According to a recent University of Maryland study on the likelihood of stress fracture risks due to faster running, there was an analysis of whether a quicker pace could cause additional strain on the tibia (shin bones). It turns out that slower running instead of its faster counterpart provides a more probable risk of a stress fracture to the tibia.
Dietary habits, running stance, and sprinting shoe ergonomics contribute to a greater risk of developing a tibial stress fracture. The study added, however, that the intensity of your workout regimen is often the leading factor in stress fracture development.

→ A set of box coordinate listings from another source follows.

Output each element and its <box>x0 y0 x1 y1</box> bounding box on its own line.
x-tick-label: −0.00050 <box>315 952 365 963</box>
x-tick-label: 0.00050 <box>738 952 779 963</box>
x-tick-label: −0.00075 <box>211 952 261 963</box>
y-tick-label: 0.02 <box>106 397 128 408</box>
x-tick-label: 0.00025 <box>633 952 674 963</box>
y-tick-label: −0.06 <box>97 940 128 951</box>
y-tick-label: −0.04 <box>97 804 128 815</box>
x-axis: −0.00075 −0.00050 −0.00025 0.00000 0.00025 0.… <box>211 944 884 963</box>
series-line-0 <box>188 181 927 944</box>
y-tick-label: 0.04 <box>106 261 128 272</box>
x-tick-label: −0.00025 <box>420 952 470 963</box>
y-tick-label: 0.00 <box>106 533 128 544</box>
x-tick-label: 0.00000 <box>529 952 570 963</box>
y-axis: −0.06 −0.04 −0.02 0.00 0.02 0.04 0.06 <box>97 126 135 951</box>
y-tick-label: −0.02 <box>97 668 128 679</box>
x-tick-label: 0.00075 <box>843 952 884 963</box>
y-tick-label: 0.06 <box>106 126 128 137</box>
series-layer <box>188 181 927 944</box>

The university study further stated that although slower running reduces leg strain, it puts surprisingly more pressure on the shin bone – the usual spot for stress fracture occurrences – compared to faster running.
Since research specialists said faster running doesn’t put a cumulative load on the shin bone, they also mentioned that runners should make sure to put intervals in their exercise.
Even though picking up speed doesn’t equate to tibial stress fractures, it still affects us in several ways. Catching up with the pace necessitates more muscular effort, and for us to exert more energy, we must take advantage of recovery periods.
A tiny crack in the shin bone surface due to trauma is one dreaded medical diagnosis runners often don’t want to hear. Just be mindful of your training activity and easy days and do your best to avoid this condition because it may demand an assertive treatment program.